Andrea Faye Gibson (August 13, 1975 – July 14, 2025) was the Poet Laureate of Colorado. They were also an activist engine who created verse of pointed declarative arrows of plain speech.
Director Ryan White chronicles Andrea’s life, their writing process, and their health struggle in “Come See Me in the Good Light” produced by comedians Tig Notaro and Kevin Nealon as well as others.
It is a direct and startling documentary for its honesty, both empathetic and stoic by turns.
Andrea Gibson is non-binary. In high school, they were bullied but after a breakup, Gibson had the courage to try a spoken word performance and they were liberated, volcanized with fire and iron.
After struggles with depression and an attempt at suicide and several loves, Megan enters Andrea’s life and they are harmonic. The two beings are coupled and plural: Romeo and Romeo, Juliet and Juliet, multiple and Shakespearean.
In 2021, Andrea feels an “anaconda in the stomach.”
The diagnosis is ovarian cancer. By their own admission, Gibson’s depression lifts and they now have a will for a living peace and more oxygen.
Through it all Gibson stays the course: a searing pencil of light with glasses, just a bit punk. Megan is with them at every step.
This is an affecting and brave documentary. Given the subject matter of art in the face of cancer, one might expect it to be sad, yet it is not. The film is existential in the most positive qualities because it is accepting of life’s twists and turns, the happenstance of magic and the savoring of transient moments. Gibson is open to randomness, change and the infinite masquerade of nature in all of its forms. When they look for a tree, a squirrel or a beleaguered and possibly cursed mailbox, the film twists into something quirky and strange.

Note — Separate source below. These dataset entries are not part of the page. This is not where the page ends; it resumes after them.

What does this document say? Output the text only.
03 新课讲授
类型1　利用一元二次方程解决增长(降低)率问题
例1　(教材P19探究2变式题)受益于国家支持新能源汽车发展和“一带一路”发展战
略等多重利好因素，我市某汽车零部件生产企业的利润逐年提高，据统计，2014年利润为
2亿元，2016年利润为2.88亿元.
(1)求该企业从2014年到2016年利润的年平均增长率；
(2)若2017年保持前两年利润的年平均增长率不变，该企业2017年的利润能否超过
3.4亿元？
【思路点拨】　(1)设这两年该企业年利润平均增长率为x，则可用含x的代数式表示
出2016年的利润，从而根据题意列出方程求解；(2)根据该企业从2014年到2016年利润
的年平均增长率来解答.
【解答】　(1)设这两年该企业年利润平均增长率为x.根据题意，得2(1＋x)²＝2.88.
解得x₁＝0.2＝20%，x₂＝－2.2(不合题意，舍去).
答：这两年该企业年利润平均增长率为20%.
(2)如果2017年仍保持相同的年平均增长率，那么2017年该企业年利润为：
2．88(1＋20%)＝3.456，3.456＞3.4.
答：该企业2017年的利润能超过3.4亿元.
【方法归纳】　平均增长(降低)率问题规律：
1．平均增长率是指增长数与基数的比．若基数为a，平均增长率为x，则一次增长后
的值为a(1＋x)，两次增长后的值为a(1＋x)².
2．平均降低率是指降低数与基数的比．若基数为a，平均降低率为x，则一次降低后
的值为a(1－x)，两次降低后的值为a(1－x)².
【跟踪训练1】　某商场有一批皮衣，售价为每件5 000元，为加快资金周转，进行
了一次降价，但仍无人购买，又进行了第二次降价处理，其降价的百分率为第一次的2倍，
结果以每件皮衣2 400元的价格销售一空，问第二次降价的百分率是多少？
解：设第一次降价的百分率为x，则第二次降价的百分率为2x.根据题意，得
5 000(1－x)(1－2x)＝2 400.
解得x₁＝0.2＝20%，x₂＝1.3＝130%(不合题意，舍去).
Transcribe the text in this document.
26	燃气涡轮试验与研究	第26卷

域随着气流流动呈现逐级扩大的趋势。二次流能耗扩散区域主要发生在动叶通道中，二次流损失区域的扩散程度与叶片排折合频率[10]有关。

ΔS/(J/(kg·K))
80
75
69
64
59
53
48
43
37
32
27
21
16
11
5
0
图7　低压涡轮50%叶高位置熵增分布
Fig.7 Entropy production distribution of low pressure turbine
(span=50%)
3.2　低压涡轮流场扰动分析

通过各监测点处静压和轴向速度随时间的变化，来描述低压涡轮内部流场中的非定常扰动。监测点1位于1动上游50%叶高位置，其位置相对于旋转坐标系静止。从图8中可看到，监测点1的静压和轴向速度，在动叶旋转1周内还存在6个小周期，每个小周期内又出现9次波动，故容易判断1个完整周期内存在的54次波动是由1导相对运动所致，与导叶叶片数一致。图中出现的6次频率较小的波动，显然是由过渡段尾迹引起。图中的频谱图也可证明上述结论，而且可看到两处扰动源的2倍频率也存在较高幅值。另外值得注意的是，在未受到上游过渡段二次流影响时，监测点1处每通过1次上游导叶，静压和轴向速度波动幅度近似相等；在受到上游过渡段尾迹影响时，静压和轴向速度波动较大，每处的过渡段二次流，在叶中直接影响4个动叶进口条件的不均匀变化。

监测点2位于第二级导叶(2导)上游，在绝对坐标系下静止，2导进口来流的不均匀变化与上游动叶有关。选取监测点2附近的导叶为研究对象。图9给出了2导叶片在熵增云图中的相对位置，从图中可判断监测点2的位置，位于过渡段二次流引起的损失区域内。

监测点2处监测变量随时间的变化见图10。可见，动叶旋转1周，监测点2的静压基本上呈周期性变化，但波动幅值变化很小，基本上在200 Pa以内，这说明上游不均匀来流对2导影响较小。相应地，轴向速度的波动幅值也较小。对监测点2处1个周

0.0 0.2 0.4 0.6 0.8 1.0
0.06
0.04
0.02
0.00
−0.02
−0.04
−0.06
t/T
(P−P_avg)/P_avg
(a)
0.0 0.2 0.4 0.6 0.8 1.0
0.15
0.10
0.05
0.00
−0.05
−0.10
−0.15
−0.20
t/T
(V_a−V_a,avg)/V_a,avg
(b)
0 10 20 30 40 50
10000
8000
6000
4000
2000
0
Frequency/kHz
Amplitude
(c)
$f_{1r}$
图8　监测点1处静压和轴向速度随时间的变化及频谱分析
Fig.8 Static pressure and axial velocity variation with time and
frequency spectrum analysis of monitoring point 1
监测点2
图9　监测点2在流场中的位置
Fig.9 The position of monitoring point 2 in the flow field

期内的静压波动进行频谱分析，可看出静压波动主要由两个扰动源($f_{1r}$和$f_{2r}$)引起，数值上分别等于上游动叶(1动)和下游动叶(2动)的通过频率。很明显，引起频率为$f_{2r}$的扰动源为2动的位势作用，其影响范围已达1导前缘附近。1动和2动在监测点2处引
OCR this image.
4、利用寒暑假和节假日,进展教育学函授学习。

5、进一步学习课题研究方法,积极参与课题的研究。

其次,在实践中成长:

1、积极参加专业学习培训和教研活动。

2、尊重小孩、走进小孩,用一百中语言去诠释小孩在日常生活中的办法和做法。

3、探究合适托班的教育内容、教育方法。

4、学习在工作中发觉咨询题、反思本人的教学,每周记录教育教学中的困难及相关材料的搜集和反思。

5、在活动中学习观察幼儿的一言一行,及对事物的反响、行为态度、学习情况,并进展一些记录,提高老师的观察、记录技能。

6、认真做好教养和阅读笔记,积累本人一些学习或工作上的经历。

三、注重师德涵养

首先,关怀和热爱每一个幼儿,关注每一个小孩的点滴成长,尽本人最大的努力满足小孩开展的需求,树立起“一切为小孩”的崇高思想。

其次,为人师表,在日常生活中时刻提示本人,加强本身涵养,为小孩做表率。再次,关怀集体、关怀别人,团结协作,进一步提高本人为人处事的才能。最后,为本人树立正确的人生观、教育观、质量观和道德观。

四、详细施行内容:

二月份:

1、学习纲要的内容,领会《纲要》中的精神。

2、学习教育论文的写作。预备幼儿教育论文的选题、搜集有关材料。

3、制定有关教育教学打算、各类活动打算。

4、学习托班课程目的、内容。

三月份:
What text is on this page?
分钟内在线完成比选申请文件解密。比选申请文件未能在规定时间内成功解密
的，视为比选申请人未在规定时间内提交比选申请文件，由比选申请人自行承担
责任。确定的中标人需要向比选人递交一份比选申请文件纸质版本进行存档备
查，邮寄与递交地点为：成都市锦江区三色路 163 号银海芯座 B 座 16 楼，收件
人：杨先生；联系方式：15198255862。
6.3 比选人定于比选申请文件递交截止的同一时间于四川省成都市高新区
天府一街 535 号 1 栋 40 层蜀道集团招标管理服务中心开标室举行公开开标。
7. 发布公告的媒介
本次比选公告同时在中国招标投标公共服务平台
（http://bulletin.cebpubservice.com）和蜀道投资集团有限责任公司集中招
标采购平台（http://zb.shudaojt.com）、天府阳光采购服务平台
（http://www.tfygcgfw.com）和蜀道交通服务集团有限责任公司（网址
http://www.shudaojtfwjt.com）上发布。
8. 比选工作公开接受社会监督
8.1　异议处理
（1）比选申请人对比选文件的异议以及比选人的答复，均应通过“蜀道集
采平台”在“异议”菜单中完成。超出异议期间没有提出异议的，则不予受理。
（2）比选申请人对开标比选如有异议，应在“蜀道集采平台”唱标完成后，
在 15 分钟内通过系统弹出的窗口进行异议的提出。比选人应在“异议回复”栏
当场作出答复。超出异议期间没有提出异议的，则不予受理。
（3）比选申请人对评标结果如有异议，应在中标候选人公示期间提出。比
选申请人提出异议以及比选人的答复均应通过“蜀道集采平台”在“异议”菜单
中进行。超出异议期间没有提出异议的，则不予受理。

One sees Gibson face chemo after chemo with bouts of remission. Cancer is less a devil to her than a poltergeist, alien and unwelcome, a ghost of vacuums robbing Gibson’s oxygen, threatening to steal their voice forever.
Like all esteemed poets, Gibson wrestles with questions of legacy, meaning, the sound of words and the passing of time.
When they face the stage, after a warmup introduction by Tig Nataro, Gibson is a muscular boxer of language, bouncing and triumphant.
One is left with the varied observant joy that is Andrea Gibson, they are antenna of nature, verbal and verdant, existential and alert.
Gibson by their own admission carries a small collection of words for poems, but their forceful, clear voice turns the small valise of words into a searing circus, roaring and honest in pitch.
This film is as fluid and clear as the poet’s verse and as a creative product it makes a fitting light box for the legacy that is Andrea Gibson.